Angela Merkel's mistake: Battling the financial markets
WE UNDERSTAND that the bailout of Greece and other Southern European fiscal miscreants is unpopular in Germany, whose taxpayers will shoulder much of the cost. We further understand that Angela Merkel, the German chancellor, had to appease public opinion to win approval for the bailout in Germany's parliament. Still, her government's sudden and unilateral ban on "naked" credit default swaps this week was not the way to do it. It was so transparently political and, in policy terms, so irrational that it raised doubts about Berlin's leadership in the euro crisis. Whatever short-term domestic political benefits it had were offset by the damage it caused, and may yet cause, on financial markets across the world.
Naked credit default swaps enable speculators to bet on the future value of financial instruments they do not own. Ms. Merkel blames such betting for the troubles of European sovereign debt. She sees "a battle of the politicians against the markets" that she is "determined to win." Gripped by this mentality, Ms. Merkel ignores the fact that Berlin's own financial regulatory agency announced on March 31 that "the market data . . . do not support the conclusion that speculation is taking place on a massive scale."

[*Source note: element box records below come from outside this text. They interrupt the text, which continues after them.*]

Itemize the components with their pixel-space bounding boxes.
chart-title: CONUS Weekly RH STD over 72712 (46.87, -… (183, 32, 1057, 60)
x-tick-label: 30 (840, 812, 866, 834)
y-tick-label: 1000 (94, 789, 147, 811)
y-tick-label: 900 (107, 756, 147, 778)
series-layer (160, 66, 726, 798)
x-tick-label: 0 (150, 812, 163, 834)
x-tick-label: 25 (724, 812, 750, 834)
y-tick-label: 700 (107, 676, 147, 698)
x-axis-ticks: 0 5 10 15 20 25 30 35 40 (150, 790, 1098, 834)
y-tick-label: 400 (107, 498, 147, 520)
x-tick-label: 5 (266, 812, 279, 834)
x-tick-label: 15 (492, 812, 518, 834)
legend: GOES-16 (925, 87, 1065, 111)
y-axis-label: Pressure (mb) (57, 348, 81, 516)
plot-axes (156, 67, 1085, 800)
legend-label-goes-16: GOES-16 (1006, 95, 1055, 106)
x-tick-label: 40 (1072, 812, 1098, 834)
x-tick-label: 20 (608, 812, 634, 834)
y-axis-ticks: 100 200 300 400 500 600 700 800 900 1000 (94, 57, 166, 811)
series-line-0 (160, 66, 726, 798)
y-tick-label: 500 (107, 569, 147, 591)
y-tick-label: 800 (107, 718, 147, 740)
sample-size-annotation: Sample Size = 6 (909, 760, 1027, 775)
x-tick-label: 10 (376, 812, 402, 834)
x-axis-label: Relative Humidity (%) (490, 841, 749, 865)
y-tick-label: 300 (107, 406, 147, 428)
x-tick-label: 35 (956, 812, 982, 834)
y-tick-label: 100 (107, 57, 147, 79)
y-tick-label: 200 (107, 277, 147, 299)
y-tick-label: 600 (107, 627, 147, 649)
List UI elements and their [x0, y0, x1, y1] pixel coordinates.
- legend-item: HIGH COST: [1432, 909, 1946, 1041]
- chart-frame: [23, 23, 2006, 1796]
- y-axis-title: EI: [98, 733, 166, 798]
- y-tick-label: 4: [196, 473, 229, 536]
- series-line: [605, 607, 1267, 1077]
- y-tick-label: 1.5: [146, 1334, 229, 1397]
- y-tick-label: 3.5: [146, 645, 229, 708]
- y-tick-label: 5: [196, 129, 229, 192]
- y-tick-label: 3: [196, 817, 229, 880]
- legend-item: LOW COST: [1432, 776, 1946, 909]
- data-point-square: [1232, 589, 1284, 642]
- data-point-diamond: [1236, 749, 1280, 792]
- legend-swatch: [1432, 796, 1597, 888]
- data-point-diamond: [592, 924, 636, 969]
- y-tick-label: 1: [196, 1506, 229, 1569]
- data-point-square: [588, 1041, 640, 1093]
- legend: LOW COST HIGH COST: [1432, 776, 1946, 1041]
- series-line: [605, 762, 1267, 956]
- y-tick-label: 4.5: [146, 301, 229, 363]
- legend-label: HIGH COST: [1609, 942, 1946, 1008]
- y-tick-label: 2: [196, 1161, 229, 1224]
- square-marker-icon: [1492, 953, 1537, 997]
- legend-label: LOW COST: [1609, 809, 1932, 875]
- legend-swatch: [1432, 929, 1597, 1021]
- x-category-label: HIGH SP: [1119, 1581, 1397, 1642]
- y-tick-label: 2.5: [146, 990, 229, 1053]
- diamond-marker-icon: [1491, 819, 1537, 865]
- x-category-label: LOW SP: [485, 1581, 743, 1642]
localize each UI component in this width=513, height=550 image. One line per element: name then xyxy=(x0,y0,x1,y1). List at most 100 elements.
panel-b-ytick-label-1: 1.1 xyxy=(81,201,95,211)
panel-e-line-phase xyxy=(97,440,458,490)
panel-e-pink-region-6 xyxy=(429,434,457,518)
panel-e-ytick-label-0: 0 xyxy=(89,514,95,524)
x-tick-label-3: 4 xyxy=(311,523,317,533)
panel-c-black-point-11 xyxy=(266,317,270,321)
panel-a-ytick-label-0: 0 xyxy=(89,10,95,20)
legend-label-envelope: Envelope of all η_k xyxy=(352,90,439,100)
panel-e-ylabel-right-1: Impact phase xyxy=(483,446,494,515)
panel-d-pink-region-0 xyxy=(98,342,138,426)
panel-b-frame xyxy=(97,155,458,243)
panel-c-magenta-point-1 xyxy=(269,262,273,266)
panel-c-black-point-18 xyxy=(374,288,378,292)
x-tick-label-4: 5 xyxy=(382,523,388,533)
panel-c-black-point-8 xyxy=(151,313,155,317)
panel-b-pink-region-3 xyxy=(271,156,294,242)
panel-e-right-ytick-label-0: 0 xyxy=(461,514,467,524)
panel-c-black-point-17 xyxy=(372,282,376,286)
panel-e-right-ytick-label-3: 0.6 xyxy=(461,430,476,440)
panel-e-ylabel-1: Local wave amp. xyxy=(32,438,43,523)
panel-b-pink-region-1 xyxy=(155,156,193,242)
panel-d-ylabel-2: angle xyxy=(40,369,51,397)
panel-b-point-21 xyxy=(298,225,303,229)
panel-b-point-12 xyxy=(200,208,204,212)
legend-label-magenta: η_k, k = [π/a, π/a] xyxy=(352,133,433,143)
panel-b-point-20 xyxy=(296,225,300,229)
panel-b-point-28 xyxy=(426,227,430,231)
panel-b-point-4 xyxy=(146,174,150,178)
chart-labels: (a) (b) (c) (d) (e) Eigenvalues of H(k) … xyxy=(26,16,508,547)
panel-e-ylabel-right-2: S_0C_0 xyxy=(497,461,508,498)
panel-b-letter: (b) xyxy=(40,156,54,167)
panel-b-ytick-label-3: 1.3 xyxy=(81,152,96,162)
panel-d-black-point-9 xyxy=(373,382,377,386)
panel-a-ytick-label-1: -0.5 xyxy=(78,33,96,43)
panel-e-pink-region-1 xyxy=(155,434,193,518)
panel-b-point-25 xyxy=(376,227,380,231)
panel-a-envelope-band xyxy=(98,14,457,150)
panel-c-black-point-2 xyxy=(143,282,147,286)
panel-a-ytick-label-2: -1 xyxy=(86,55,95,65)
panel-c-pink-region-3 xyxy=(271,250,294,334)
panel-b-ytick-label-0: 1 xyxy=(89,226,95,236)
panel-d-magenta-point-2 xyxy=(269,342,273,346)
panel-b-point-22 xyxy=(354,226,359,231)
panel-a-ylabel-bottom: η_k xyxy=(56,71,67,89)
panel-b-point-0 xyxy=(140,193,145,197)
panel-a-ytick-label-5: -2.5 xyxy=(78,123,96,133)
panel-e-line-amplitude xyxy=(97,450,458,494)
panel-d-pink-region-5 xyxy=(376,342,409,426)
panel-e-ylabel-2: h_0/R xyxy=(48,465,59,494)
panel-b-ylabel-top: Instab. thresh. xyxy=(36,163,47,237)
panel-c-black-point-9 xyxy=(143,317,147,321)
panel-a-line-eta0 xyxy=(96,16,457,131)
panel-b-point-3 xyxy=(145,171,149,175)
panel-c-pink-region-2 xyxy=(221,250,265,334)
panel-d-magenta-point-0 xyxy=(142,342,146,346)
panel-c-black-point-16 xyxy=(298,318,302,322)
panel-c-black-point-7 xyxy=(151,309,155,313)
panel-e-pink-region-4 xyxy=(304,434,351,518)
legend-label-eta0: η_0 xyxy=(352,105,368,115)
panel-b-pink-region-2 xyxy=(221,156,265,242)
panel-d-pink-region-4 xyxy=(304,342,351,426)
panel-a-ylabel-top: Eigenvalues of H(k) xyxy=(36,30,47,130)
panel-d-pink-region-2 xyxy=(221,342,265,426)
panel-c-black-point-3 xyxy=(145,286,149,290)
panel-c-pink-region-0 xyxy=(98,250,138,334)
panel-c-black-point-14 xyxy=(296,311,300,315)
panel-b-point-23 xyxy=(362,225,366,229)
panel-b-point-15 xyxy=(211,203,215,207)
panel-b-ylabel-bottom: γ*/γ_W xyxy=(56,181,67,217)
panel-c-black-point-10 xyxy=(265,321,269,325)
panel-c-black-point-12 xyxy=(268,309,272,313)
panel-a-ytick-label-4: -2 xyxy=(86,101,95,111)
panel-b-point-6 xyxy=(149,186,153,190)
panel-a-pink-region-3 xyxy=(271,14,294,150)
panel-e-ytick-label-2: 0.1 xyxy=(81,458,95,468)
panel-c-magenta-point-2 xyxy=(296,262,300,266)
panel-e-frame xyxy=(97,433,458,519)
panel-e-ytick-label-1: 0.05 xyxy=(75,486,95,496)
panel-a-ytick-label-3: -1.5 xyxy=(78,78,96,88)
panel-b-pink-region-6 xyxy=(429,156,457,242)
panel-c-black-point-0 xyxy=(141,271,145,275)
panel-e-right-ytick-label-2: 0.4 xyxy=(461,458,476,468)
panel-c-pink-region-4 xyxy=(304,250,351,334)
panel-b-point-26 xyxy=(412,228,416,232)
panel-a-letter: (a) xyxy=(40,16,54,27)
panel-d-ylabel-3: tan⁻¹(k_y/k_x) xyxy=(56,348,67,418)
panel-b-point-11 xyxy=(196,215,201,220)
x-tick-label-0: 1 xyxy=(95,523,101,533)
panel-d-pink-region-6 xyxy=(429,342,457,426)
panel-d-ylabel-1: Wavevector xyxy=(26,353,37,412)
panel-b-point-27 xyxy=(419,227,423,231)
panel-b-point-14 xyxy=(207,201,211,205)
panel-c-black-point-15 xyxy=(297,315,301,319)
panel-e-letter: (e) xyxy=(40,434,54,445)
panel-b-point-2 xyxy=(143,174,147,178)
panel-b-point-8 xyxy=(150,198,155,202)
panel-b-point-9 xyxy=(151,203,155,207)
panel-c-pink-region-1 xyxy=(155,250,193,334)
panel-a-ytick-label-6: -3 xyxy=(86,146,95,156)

And she seemingly does not fathom that naked credit default swaps can provide an early warning system -- in the absence of which profligate entities, such as Greece's government, may be enabled to extend their profligacy. In that respect, speculators are not fiscally hawkish Germany's "adversaries," as Ms. Merkel says, but its friends. It was especially strange that her government also banned naked short-selling of shares in Germany's largest banks, which are heavily exposed to Southern Europe's sovereign debt. That can only make investors more suspicious of those ostensibly sound institutions.
Ms. Merkel needs to remind herself that "markets" are mostly made up of money managers doing their best to protect pension funds and other savings of ordinary people. She says that she is trying to rescue the euro, but excessive rhetoric stimulates a flight by investors to other currencies. She says she is trying to save Europe, but erratic action feeds the impression of a continental political class that may be losing its nerve and its way.